Also los geht’s und wir biegen gleich nach den Thermen im Kreisverkehr rechts ab. Ich versuche erst mal mein Tempo zu finden, was gar nicht so einfach ist, wenn man sich erstens schon mal zu weit vorne eingereiht hat und zudem noch von zahlreichen Halbmarathonlern umgeben ist. Doch nach drei Kilometern stimmt auch die Angabe auf meiner Garmin und ich habe mich so um die 6:20 Minuten pro Kilometer eingependelt. Nach fünf Kilometern entlang einer Staatsstraße kommt die erste Verpflegungsstation, die wieder einmal perfekt ausgestattet ist. Ich greife mir einen warmen Tee und freue mich, dass die erste Runde schon zur Hälfte geschafft ist. Doch irgendwie fühlen sich meine Beine heute schwer an und ich weiß nicht, wie ich die ganze Strecke vernünftig schaffen soll. Ich versuche das Gefühl zu ignorieren und laufe weiter.

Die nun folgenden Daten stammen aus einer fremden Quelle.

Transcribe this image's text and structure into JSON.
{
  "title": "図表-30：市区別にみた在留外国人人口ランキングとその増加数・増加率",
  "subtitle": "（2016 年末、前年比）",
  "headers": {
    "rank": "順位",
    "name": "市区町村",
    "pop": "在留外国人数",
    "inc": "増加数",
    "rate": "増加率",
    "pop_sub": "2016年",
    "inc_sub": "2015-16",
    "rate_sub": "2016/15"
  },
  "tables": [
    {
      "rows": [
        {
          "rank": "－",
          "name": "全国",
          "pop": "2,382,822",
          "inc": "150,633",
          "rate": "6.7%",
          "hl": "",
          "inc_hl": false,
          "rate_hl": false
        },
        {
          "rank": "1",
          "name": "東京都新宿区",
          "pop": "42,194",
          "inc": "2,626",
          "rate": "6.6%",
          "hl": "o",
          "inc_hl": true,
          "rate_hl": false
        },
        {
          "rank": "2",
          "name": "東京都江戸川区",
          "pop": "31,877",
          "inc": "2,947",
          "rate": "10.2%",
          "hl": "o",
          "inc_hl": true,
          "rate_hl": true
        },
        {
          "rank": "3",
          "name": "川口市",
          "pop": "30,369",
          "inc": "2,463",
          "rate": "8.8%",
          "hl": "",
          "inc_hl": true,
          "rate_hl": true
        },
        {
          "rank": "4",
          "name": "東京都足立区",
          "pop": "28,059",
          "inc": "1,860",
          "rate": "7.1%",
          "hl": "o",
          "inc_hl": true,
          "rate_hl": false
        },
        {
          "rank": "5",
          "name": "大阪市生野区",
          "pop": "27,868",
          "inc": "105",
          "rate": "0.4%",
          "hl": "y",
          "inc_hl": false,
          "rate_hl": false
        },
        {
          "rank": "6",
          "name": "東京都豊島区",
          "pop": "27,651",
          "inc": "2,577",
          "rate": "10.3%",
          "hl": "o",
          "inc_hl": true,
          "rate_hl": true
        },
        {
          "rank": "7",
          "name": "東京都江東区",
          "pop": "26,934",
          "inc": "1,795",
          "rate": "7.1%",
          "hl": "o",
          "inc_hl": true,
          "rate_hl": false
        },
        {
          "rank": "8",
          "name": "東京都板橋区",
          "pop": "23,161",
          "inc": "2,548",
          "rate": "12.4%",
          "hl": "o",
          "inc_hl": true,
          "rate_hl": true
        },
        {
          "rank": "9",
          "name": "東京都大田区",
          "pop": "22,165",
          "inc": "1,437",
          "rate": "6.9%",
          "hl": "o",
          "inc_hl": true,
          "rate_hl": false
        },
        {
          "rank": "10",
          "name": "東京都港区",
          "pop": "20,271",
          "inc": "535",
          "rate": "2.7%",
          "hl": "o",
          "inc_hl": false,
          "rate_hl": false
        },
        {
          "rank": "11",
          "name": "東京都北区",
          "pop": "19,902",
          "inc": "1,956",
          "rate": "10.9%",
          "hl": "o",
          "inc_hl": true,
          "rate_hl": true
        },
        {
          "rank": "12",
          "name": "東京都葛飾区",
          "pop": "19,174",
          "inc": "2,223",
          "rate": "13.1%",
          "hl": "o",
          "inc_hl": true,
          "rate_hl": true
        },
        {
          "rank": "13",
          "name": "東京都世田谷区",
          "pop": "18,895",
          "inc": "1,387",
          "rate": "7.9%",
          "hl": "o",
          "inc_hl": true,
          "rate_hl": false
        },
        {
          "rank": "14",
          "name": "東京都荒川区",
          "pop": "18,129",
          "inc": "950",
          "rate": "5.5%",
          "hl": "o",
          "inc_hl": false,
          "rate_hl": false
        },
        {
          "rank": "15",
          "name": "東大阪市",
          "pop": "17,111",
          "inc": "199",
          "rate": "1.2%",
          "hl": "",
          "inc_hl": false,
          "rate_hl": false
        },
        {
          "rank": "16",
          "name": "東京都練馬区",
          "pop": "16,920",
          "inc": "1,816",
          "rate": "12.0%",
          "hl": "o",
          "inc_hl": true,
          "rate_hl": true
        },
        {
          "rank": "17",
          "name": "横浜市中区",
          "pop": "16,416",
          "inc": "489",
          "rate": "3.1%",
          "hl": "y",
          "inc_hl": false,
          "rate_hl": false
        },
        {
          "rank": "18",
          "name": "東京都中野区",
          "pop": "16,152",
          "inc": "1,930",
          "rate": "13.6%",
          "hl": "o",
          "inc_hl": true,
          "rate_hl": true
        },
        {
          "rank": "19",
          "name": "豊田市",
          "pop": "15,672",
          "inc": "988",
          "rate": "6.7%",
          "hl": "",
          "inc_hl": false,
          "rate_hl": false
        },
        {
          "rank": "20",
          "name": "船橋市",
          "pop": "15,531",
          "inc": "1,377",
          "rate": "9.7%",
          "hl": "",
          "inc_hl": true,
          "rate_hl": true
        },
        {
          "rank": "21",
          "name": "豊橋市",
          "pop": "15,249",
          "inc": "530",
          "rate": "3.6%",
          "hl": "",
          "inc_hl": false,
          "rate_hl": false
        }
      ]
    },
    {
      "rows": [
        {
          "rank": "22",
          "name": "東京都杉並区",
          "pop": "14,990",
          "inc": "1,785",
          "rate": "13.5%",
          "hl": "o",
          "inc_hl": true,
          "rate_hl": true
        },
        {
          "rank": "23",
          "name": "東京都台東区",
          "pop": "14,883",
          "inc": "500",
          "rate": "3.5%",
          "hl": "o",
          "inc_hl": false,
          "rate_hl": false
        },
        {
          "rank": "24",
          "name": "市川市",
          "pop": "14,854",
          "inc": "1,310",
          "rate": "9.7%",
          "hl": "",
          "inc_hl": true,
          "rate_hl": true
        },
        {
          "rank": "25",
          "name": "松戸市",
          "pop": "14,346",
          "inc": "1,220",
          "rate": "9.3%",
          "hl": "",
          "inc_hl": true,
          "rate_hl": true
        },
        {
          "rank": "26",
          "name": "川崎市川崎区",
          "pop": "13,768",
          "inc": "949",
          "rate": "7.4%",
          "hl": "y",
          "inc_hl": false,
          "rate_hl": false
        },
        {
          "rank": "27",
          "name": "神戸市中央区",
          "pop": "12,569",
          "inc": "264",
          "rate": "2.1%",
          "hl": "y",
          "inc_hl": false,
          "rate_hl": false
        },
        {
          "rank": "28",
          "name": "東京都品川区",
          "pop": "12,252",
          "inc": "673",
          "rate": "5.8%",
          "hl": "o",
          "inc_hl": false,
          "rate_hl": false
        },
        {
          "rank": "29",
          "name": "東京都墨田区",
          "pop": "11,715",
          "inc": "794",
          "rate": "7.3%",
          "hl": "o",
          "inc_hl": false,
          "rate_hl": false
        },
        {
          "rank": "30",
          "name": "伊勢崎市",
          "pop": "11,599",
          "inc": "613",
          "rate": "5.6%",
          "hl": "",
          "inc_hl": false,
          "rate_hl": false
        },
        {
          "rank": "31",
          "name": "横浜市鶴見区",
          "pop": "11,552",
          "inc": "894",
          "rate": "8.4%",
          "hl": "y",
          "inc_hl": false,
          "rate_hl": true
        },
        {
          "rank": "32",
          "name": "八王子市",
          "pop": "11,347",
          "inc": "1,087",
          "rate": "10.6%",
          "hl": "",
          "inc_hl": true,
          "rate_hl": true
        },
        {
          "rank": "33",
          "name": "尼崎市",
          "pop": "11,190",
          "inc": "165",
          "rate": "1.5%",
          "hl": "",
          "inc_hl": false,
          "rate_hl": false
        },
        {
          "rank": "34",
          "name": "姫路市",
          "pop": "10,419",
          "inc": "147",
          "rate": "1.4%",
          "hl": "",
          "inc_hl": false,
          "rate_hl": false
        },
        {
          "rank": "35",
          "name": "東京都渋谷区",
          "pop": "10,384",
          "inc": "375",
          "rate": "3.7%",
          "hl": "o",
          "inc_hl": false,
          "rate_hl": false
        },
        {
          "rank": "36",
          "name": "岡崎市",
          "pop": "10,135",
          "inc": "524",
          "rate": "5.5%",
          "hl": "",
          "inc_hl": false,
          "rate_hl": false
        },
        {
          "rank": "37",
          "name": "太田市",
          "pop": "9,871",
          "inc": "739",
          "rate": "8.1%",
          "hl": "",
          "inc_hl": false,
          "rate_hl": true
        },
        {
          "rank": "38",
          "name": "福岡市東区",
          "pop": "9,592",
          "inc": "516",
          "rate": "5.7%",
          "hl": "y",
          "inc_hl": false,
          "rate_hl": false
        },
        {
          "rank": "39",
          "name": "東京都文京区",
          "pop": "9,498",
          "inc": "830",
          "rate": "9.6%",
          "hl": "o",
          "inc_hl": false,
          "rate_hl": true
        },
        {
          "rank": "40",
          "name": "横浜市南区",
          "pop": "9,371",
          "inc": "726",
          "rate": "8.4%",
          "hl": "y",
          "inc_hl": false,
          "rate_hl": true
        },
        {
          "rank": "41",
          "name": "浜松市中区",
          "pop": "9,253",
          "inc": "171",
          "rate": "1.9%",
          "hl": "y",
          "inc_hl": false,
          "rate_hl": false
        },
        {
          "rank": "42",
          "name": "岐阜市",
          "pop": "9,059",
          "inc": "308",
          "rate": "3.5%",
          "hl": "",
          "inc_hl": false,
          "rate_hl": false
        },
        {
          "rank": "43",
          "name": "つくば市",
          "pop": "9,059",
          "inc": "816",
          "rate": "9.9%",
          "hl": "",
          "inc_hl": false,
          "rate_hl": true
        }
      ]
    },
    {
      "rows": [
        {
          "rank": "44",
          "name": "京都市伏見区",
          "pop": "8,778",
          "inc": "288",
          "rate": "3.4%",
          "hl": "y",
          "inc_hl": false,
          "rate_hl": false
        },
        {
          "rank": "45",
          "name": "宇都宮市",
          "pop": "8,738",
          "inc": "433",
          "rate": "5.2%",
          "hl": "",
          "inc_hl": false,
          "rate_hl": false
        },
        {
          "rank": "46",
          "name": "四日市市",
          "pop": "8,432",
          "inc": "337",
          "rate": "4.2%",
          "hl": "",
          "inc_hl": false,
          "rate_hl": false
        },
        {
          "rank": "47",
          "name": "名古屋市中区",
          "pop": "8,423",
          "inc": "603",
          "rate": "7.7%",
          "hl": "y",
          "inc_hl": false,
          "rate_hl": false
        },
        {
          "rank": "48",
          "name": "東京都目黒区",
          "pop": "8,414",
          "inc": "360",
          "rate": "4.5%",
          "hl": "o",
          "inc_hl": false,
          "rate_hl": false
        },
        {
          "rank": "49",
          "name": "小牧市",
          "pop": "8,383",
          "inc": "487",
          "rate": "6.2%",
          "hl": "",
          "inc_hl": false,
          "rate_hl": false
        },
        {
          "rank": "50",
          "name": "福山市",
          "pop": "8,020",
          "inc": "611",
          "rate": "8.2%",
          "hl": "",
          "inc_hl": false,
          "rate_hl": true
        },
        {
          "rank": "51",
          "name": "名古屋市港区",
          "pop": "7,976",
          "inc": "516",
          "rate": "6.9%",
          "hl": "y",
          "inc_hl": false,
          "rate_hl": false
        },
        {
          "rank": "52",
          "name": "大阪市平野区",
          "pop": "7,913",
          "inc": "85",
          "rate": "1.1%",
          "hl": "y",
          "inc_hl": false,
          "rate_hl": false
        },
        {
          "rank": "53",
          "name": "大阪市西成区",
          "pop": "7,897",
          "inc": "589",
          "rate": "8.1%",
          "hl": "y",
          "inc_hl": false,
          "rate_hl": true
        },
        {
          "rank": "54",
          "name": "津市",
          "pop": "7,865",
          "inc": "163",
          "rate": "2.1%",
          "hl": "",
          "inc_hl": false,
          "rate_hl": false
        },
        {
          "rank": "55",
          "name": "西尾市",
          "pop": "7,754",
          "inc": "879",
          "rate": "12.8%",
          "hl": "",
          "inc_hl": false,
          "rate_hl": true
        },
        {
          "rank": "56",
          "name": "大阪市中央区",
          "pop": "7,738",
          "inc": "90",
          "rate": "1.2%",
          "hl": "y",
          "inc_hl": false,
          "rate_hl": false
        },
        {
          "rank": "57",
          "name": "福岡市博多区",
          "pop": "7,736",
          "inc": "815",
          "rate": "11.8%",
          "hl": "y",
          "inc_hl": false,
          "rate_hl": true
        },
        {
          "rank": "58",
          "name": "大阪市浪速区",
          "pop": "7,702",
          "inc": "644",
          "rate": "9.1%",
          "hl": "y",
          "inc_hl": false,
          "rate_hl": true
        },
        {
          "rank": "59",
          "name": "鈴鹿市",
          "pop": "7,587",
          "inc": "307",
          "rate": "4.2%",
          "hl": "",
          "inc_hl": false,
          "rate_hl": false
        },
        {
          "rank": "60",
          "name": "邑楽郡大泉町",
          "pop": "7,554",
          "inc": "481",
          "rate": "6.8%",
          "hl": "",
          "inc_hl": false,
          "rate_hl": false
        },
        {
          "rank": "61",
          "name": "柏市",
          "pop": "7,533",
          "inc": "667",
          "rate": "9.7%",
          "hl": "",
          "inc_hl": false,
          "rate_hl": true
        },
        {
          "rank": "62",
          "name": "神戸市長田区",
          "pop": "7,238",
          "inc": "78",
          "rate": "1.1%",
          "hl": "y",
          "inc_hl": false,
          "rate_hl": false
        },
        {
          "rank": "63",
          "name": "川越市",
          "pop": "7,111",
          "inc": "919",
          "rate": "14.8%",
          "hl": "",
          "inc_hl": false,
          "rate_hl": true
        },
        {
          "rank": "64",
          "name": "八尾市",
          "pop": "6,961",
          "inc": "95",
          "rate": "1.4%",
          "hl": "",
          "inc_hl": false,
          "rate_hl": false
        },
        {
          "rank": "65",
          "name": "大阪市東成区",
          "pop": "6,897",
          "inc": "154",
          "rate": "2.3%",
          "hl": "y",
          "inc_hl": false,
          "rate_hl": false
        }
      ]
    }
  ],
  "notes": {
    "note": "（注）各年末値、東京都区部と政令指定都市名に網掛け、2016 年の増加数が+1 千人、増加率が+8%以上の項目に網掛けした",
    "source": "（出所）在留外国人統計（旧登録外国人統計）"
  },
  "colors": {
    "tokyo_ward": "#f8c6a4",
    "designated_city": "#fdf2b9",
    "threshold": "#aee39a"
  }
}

Der zweite Teil der ersten Runde gefällt mir wesentlich besser. Nach einer kurzen Pendelstrecke geht es rein in den Altort von Bad Füssing, wo sich auch wieder ein paar Zuschauer eingefunden haben und so naht schon bald das Ende der ersten Runde. Ich liege voll im Zeitplan und endlich stellt sich auf ein Gefühl von Zuversicht ein. Die Beine sind nun lockerer und auch sonst fühle ich mich gut. Ich genieße die Sonnenstrahlen und nähere mich wieder den Thermen. Etwa einen halben Kilometer vor Überquerung der Startlinie staune ich nicht schlecht. Mich überholt ein Fahrradfahrer, dem ein Läufer mit einem Affenzahn folgt. Es ist Tobias Schreindl von der LG Passau, der sich auf den letzten Metern seines Halbmarathons befindet. Diesen gewinnt er vor meinen Augen in einer fantastischen Zeit von 1:08:13 Stunden. Wahnsinn. Da hat der Kerl doch glatt zehn Kilometer Vorsprung auf mich rausgelaufen. Aber gut, ich will ja auch doppelt so weit laufen wie er und reihe mich deshalb kurz vor dem Zielbogen auf der linken Spur ein, um die zweite Runde in Angriff zu nehmen. Doch zuvor greife ich mir wieder einen Becher warmen Tee und biege kurz danach im Kreisverkehr nach links ab.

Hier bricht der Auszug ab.